Self discipline doesn’t happen by accident. It takes time. It takes practice. Some people are seemingly born with it; others work hard to obtain it. If you’ve got it, hold onto it. If you lack self discipline, take baby steps to learn it. Get up on time. Make proper diet and exercise a priority in your life. Compliment your partner. Write a love note to him or her and hide it somewhere you know they’ll find it. Save what money you can for a rainy day. Even if it’s nothing more than spare change, the act of making a conscious decision to save money, no matter how minimal at first, will have a positive affect on you. The same holds for saving time. A little self discipline in the time management department goes a long way toward reducing stress in your life and in your romantic relationship.

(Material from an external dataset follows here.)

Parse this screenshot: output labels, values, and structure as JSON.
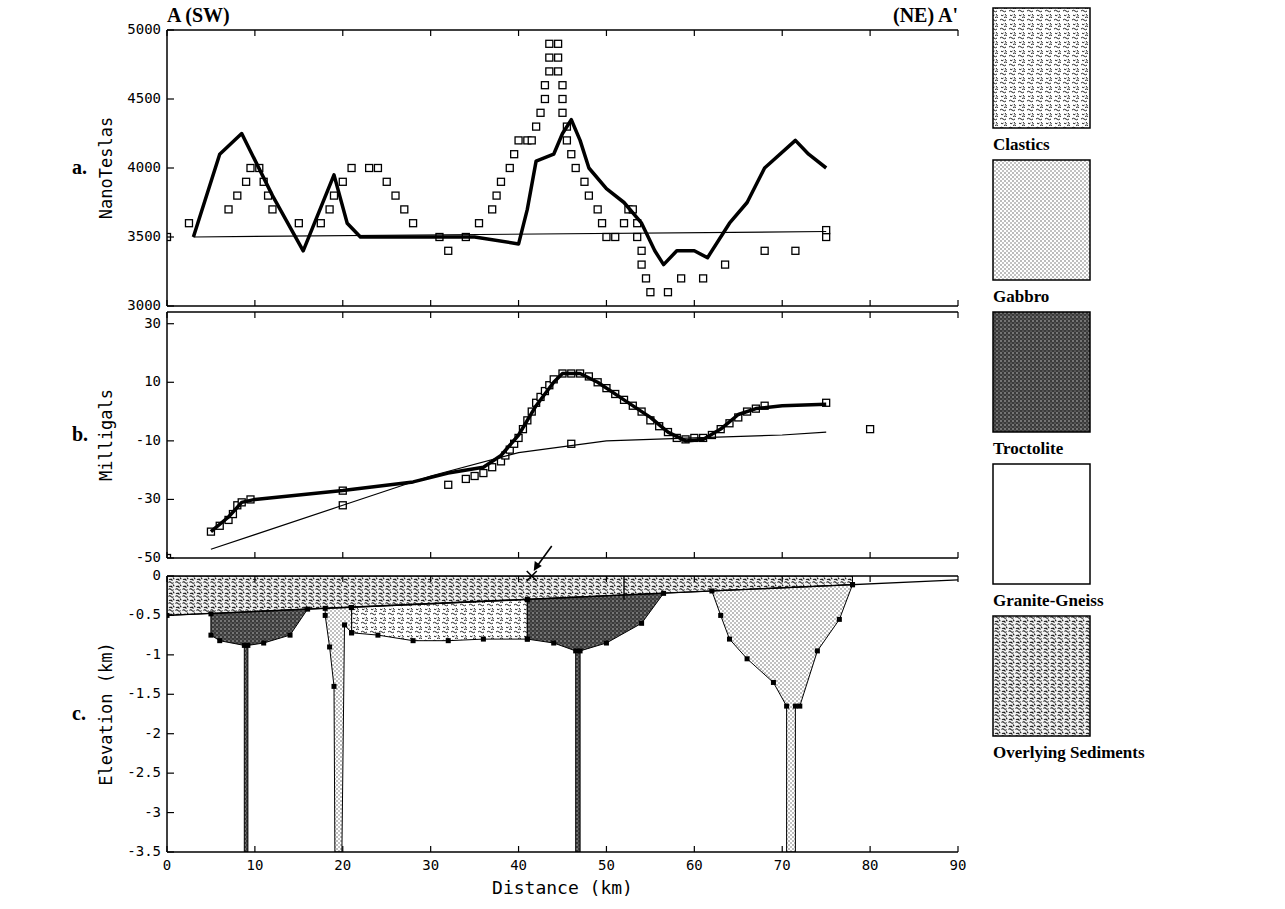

To turn my dad’s phrase around, I’d rather be good than lucky. Unless we’re talking about the lottery, where being good has nothing to do with winning, it’s important to practice self discipline. If we strive to achieve self discipline for ourselves, we’ll achieve it in our romantic relationships. The late Jim Rohn, an American entrepreneur, author, and motivational speaker, once said, “Discipline is the bridge between goals and accomplishments.” Let self discipline help guide you to your next achievement. You don’t have to be the smartest or the fastest or the most well-off. You simply have to be the most determined.
Some key points to remember about the core value of self discipline:
1. Self discipline can’t be learned in a classroom. Much like learning to speak a new language, you have to exercise your mental muscles until your newfound skill becomes second nature.
2. Strive to be virtuous and stoic in your core values, as these represent the glue in your romantic relationship. Think of self discipline as the clamp that allows this glue to cure and tightly bond your relationship together.
3. A strong romantic relationship can survive a momentary lapse in trust, respect, honesty, or accountability—but only if you have the self discipline to overcome it.
4. Self discipline is what makes the impossible, possible.